Monday 30 May 2011

The Cherry Orchard.




Another trip to the National this time to see Howard Davies' production of The Cherry Orchard translated by Andrew Upton. In recent years this pairing has been responsible for some of the finest work to grace the Lyttelton stage. Philistines and The White Guard were moving, fascinating, lyrical shows, packed with superb performances and finely tuned nuance, so expectations were high for the move onto the Olivier stage for this, their latest, Russian outing.

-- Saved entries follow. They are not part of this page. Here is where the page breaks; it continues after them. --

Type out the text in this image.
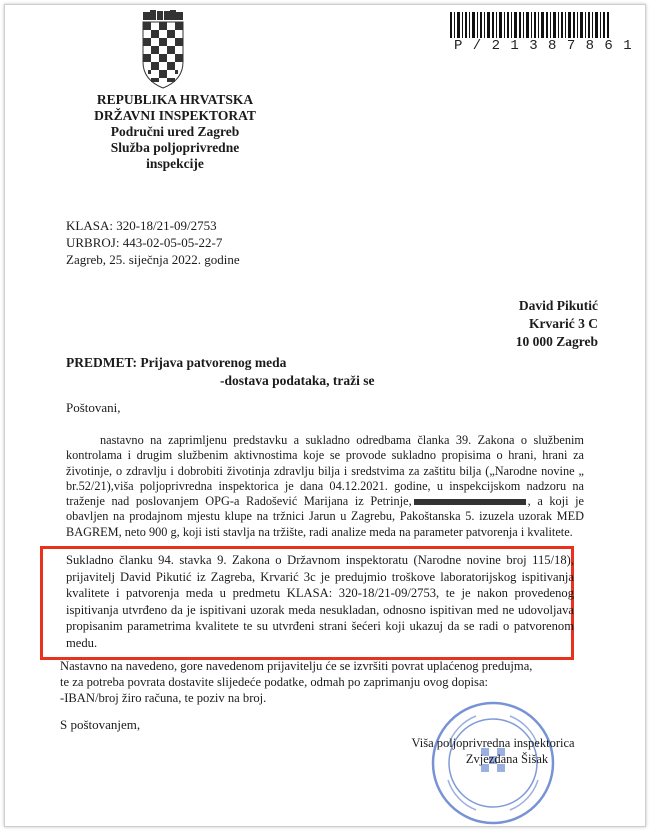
P / 2 1 3 8 7 8 6 1
REPUBLIKA HRVATSKA
DRŽAVNI INSPEKTORAT
Područni ured Zagreb
Služba poljoprivredne
inspekcije
KLASA: 320-18/21-09/2753
URBROJ: 443-02-05-05-22-7
Zagreb, 25. siječnja 2022. godine
David Pikutić
Krvarić 3 C
10 000 Zagreb
PREDMET: Prijava patvorenog meda
-dostava podataka, traži se
Poštovani,
nastavno na zaprimljenu predstavku a sukladno odredbama članka 39. Zakona o službenim kontrolama i drugim službenim aktivnostima koje se provode sukladno propisima o hrani, hrani za životinje, o zdravlju i dobrobiti životinja zdravlju bilja i sredstvima za zaštitu bilja („Narodne novine „ br.52/21),viša poljoprivredna inspektorica je dana 04.12.2021. godine, u inspekcijskom nadzoru na traženje nad poslovanjem OPG-a Radošević Marijana iz Petrinje,	, a koji je obavljen na prodajnom mjestu klupe na tržnici Jarun u Zagrebu, Pakoštanska 5. izuzela uzorak MED BAGREM, neto 900 g, koji isti stavlja na tržište, radi analize meda na parameter patvorenja i kvalitete.
Sukladno članku 94. stavka 9. Zakona o Državnom inspektoratu (Narodne novine broj 115/18), prijavitelj David Pikutić iz Zagreba, Krvarić 3c je predujmio troškove laboratorijskog ispitivanja kvalitete i patvorenja meda u predmetu KLASA: 320-18/21-09/2753, te je nakon provedenog ispitivanja utvrđeno da je ispitivani uzorak meda nesukladan, odnosno ispitivan med ne udovoljava propisanim parametrima kvalitete te su utvrđeni strani šećeri koji ukazuj da se radi o patvorenom medu.
Nastavno na navedeno, gore navedenom prijavitelju će se izvršiti povrat uplaćenog predujma,
te za potreba povrata dostavite slijedeće podatke, odmah po zaprimanju ovog dopisa:
-IBAN/broj žiro računa, te poziv na broj.
S poštovanjem,
Viša poljoprivredna inspektorica
Zvjezdana Šišak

The work is in the main beautiful and carefully constructed. Zoe Wanamaker gives us a cunning, knowing Ranyevskaya who almost succeeds in holding herself together. Her immaculate public mask only occasionally slipping to reveal he real understanding of the tragic predicament she and her family are in, whilst James Laurenson superbly captures the childishness of a man who has never had to grow up as her carefree brother Gayev. Most affecting is Conleth Hill's peasant made good, business man, Lopakhin. Painfully caught half way between opportunism and affection, if this version has a protagonist - and the brilliance of The Cherry Orchard is that at least three characters are able to stake that claim - then it is him who we follow most closely.


So enjoyable - yes. Sumptuous - yes. But there was something missing. Mark Bonnar's Trofimov, in some recent productions seen as a prophetic force, is, in his bedraggled state, and precious idealism, returned, as I suspect Chekhov intended, to the ranks of the ridiculous and as such the elegiac rigour of a play written on the precipice of Russia's revolution disappears to be replaced with a more gritty, realistic analysis of psychological foible. As if to enforce the point Bunny Christie's set turns the once opulent family home into a run down, under furnished, wooden shack, complete with bar saloon swing doors. In every way the skull is showing beneath the skin.


This is both a contemporary vision for the play and a denial of hindsight. I've always thought Chekhov's poetry lay in the tragi-comic creation of characters whose lives inevitably, given their circumstances, just fail to touch. Worlds where the weight of desire and sadness, rather than rational logic, dictate the action. This production eschews such a fatalistic conclusion, and leaves us grasping for another meaning.